An analysis of the images indicates water carved a 30-mile-long canyon that opened up into a valley, depositing sediment that formed a large delta, the researchers conclude. This delta and others surrounding the basin imply the existence of a large, long-lived lake, said Hynek, also an assistant professor in CU-Boulder's geological sciences department. The presumed lake bed is located within a much larger valley known as the Shalbatana Vallis.
"Finding shorelines is a Holy Grail of sorts to us," said Brian Hynek, also of CU-Boulder.
In addition, the evidence shows the lake existed during a time when Mars is generally believed to have been cold and dry, which is at odds with current theories proposed by many planetary scientists, he said. "Not only does this research prove there was a long-lived lake system on Mars, but we can see that the lake formed after the warm, wet period is thought to have dissipated."
Further research will be needed to sort out the discrepancies, however.
Planetary scientists think the oldest surfaces on Mars formed during the wet and warm Noachan epoch from about 4.1 billion to 3.7 billion years ago that featured a bombardment of large meteors and extensive flooding. The newly discovered lake is believed to have formed during the Hesperian epoch and postdates the end of the warm and wet period on Mars by 300 million years, according to the study.
The deltas adjacent to the lake are of high interest to planetary scientists because deltas on Earth rapidly bury organic carbon and other biomarkers of life, Hynek said. Most astrobiologists believe any present indications of life on Mars will be discovered in the form of subterranean microorganisms.

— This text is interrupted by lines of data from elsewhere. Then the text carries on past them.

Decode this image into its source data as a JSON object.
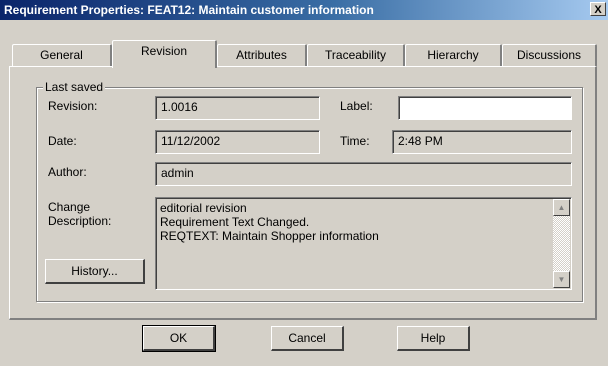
{
  "window": {
    "title": "Requirement Properties: FEAT12: Maintain customer information",
    "close_label": "X"
  },
  "tabs": [
    {
      "label": "General",
      "active": false
    },
    {
      "label": "Revision",
      "active": true
    },
    {
      "label": "Attributes",
      "active": false
    },
    {
      "label": "Traceability",
      "active": false
    },
    {
      "label": "Hierarchy",
      "active": false
    },
    {
      "label": "Discussions",
      "active": false
    }
  ],
  "revision_panel": {
    "group_label": "Last saved",
    "revision_label": "Revision:",
    "revision_value": "1.0016",
    "label_label": "Label:",
    "label_value": "",
    "date_label": "Date:",
    "date_value": "11/12/2002",
    "time_label": "Time:",
    "time_value": "2:48 PM",
    "author_label": "Author:",
    "author_value": "admin",
    "change_label_line1": "Change",
    "change_label_line2": "Description:",
    "change_lines": [
      "editorial revision",
      "Requirement Text Changed.",
      "REQTEXT: Maintain Shopper information"
    ],
    "history_button": "History..."
  },
  "footer": {
    "ok": "OK",
    "cancel": "Cancel",
    "help": "Help"
  },
  "icons": {
    "scroll_up": "up-arrow",
    "scroll_down": "down-arrow"
  },
  "colors": {
    "dialog_bg": "#d4d0c8",
    "titlebar_start": "#0a246a",
    "titlebar_end": "#a6caf0"
  }
}
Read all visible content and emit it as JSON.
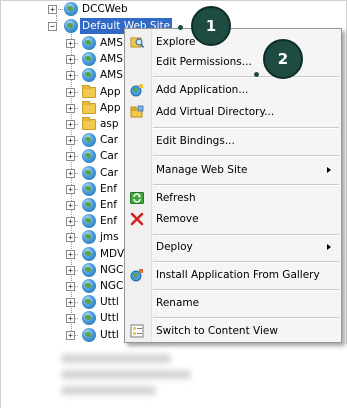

But in the past, lakes on Mars would have provided cozy surface habitats rich in nutrients for such microbes, Hynek said.
The retreat of the lake apparently was rapid enough to prevent the formation of additional, lower shorelines, Di Achille said. The lake probably either evaporated or froze over with the ice slowly turning to water vapor and disappearing during a period of abrupt climate change, according to the study.
Di Achille said the newly discovered pristine lake bed and delta deposits would be would be a prime target for a future landing mission to Mars in search of evidence of past life.
"On Earth, deltas and lakes are excellent collectors and preservers of signs of past life," said Di Achille. "If life ever arose on Mars, deltas may be the key to unlocking Mars' biological past."